OUTLOOK '08: High Reach costs will add to burden

28 December 2007 14:15  [Source: ICIS news]

By Nigel Davis

LONDON (ICIS news)--Anyone producing, purchasing, selling or trading chemicals in Europe knows that the EU’s new chemicals legislation Reach is going to hurt. The trouble is, they don’t know how much.

Reach crossed the final political hurdle around this time last year and came into effect in June 2007. The first major milestone for the legislation that will enforce the registration, evaluation and eventual authorisation for sale of all chemicals traded within the EU is just 12 months away.

As far as companies can tell now, Reach registration alone will cost more than $60,000 per chemical. That number was put forward by BP last year for the 1,000 plus products it expects to register under the new rules. Most chemical industry players believe that registration costs will be as much as double that.

But it is not just the costs of registration that will hurt chemicals producers and traders.

Since June companies and their advisors – legal and otherwise – have been poring over this mammoth piece of legislation paragraph by paragraph.

The EU’s executive arm – the European Commission – has also been bringing to conclusion its Reach implementation projects (RIPs) which have involved stakeholders in a process designed to show how Reach may work in practice.

Despite this activity this could prove to be a relatively quiet period before the six months from 1 June 2008 which sees the pre-registration of all existing chemicals marketed in the EU in volumes of more than one tonne a year.

Pre-registration is important because it helps producers and traders to spread the burden of registration. The one substance, one registration (OSOR) concept was built into the legislation and allows the creation of producer consortiums to jointly register substances.

The arguments in the first half of 2008 will centre on the costs of registration under Reach and how Reach consortia can be set-up effectively.

Consortia are believed to be the most efficient ways in which companies can deal with OSOR and help cut down on Reach burdens. They will not, however, be simple to set up and run.

Consultancies including the European chemical industry federation’s (CEFIC’s) ReachCentrum have created consortium management tools and services.
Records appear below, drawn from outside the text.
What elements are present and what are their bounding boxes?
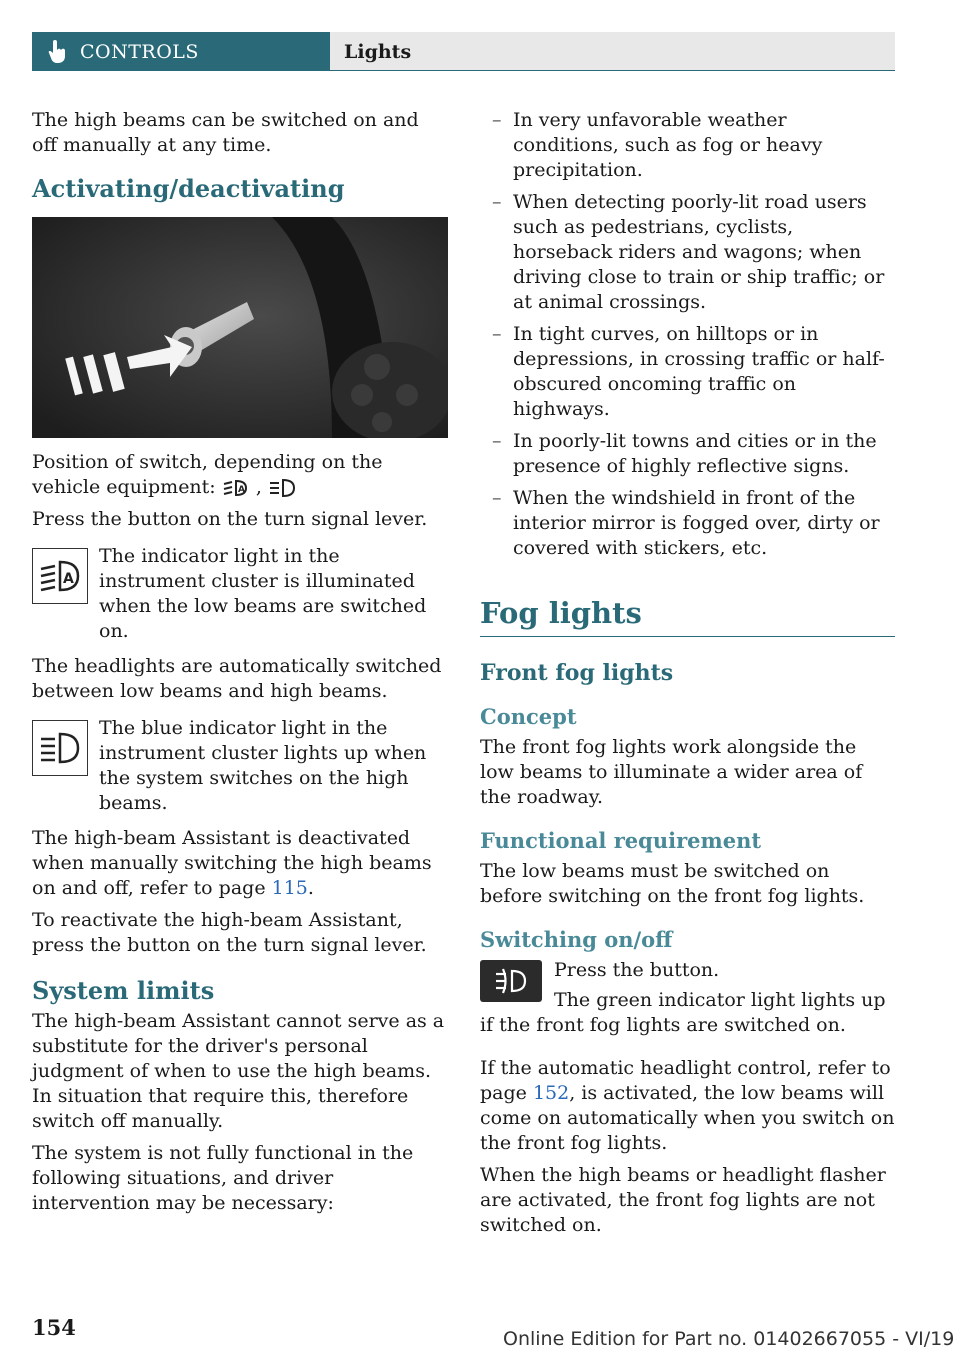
page-link-152[interactable]: 152: [532, 1082, 570, 1104]
chapter-tab-lights: [330, 32, 895, 71]
green-indicator-text: [480, 988, 895, 1038]
press-button-text: Press the button on the turn signal lever.: [32, 508, 428, 530]
section-label: CONTROLS: [80, 40, 199, 63]
turn-signal-lever-photo: [32, 217, 448, 438]
hand-pointer-icon: [46, 40, 68, 64]
heading-switching: Switching on/off: [480, 927, 673, 952]
right-column: [480, 108, 895, 1245]
high-beam-assistant-a-icon: [222, 477, 250, 499]
flasher-text: When the high beams or headlight flasher are activated, the front fog lights are not switched on.: [480, 1164, 886, 1236]
green-indicator-label: The green indicator light lights up if the front fog lights are switched on.: [480, 989, 886, 1036]
switch-position-label: Position of switch, depending on the vehicle equipment:: [32, 451, 383, 498]
section-tab-controls: [32, 32, 330, 71]
limits-list: [480, 108, 895, 561]
auto-headlight-text: [480, 1056, 895, 1156]
high-beam-indicator-icon: [32, 720, 88, 776]
reactivate-text: To reactivate the high-beam Assistant, press the button on the turn signal lever.: [32, 909, 427, 956]
page-header: [32, 32, 895, 71]
switch-position-text: [32, 450, 448, 500]
functional-text: The low beams must be switched on before switching on the front fog lights.: [480, 860, 865, 907]
limits-text-2: The system is not fully functional in the following situations, and driver intervention may be necessary:: [32, 1142, 414, 1214]
auto-switch-text: The headlights are automatically switched between low beams and high beams.: [32, 655, 442, 702]
auto-headlight-rest: , is activated, the low beams will come on automatically when you switch on the front fog lights.: [480, 1082, 895, 1154]
auto-headlight-label: If the automatic headlight control, refer to page: [480, 1057, 891, 1104]
indicator-low-beam: [32, 544, 448, 644]
indicator2-text: The blue indicator light in the instrument cluster lights up when the system switches on the high beams.: [99, 717, 427, 814]
high-beam-icon: [268, 477, 296, 499]
list-item: – In very unfavorable weather conditions, such as fog or heavy precipitation.: [480, 108, 895, 183]
heading-system-limits: System limits: [32, 976, 215, 1005]
limits-text-1: The high-beam Assistant cannot serve as a substitute for the driver's personal judgment of when to use the high beams. In situation that require this, therefore switch off manually.: [32, 1010, 445, 1132]
list-item: – When detecting poorly-lit road users such as pedestrians, cyclists, horseback riders and wagons; when driving close to train or ship traffic; or at animal crossings.: [480, 190, 895, 315]
heading-activating: Activating/deactivating: [32, 174, 345, 203]
heading-fog-lights: Fog lights: [480, 601, 895, 637]
switch-separator: ,: [255, 476, 262, 498]
deactivated-text: [32, 826, 448, 901]
indicator-high-beam: [32, 716, 448, 816]
low-beam-auto-indicator-icon: [32, 548, 88, 604]
chapter-label: Lights: [344, 40, 412, 63]
list-item: – In tight curves, on hilltops or in depressions, in crossing traffic or half-obscured oncoming traffic on highways.: [480, 322, 895, 422]
deactivated-period: .: [307, 877, 314, 899]
svg-text:A: A: [63, 571, 74, 587]
header-rule: [330, 70, 895, 71]
press-text: Press the button.: [554, 959, 720, 981]
edition-footer: Online Edition for Part no. 01402667055 - VI/19: [503, 1328, 955, 1350]
list-item: – When the windshield in front of the interior mirror is fogged over, dirty or covered with stickers, etc.: [480, 486, 895, 561]
list-item: – In poorly-lit towns and cities or in the presence of highly reflective signs.: [480, 429, 895, 479]
fog-light-button-icon: [480, 960, 542, 1002]
heading-functional-requirement: Functional requirement: [480, 828, 762, 853]
page-link-115[interactable]: 115: [271, 877, 308, 899]
deactivated-label: The high-beam Assistant is deactivated when manually switching the high beams on and off, refer to page: [32, 827, 432, 899]
svg-text:A: A: [237, 485, 245, 495]
heading-front-fog-lights: Front fog lights: [480, 660, 674, 686]
concept-text: The front fog lights work alongside the low beams to illuminate a wider area of the roadway.: [480, 736, 863, 808]
page-number: 154: [32, 1315, 76, 1340]
heading-concept: Concept: [480, 704, 577, 729]
intro-text: The high beams can be switched on and off manually at any time.: [32, 109, 419, 156]
left-column: [32, 108, 448, 1223]
indicator1-text: The indicator light in the instrument cluster is illuminated when the low beams are switched on.: [99, 545, 427, 642]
The European chemical industry understands that one of the biggest challenges it faces in 2008 and beyond is the increasing legislative burden which is expected to tip the competitive playing field against it.

CEFIC continues to investigate the costs of Reach in what it has called “real money terms”.

It has pledged to ask 100 companies each year how their businesses have been affected by Reach. Under a previous study a worst case scenario suggested that some companies may have to abandon 20% of their products because of the new rules.

In recent months the number of sector groups, many not directly chemicals related, that have begun to complain loud and hard about the expected impacts of reach has increased.

The Reach fee structure will occupy many minds in the first months of 2008. The EC proposed a highly complex fee structure in October 2007 that was soundly attacked by CEFIC and other industry groups.

The UK’s Chemical Business Association, one of the most vociferous European chemicals trade groups, this month said the new European Chemicals Agency needed to go back to the drawing board on its proposed fee structure.

Reach fees are “out of control” it suggested. Reach is going to be felt particularly by small and medium-sized enterprises (SMEs) the CBA said in a statement.

“They do not have the resources to cope with overbearing, over-complicated and over-expensive regulation,” its Reach Task Force chairman, Melvyn Whyte said.

“The key fact is that [the] industry will carry most of the workload for the operation of Reach. The agency cannot also expect to impose excessive charges and fees for this privilege,” he added.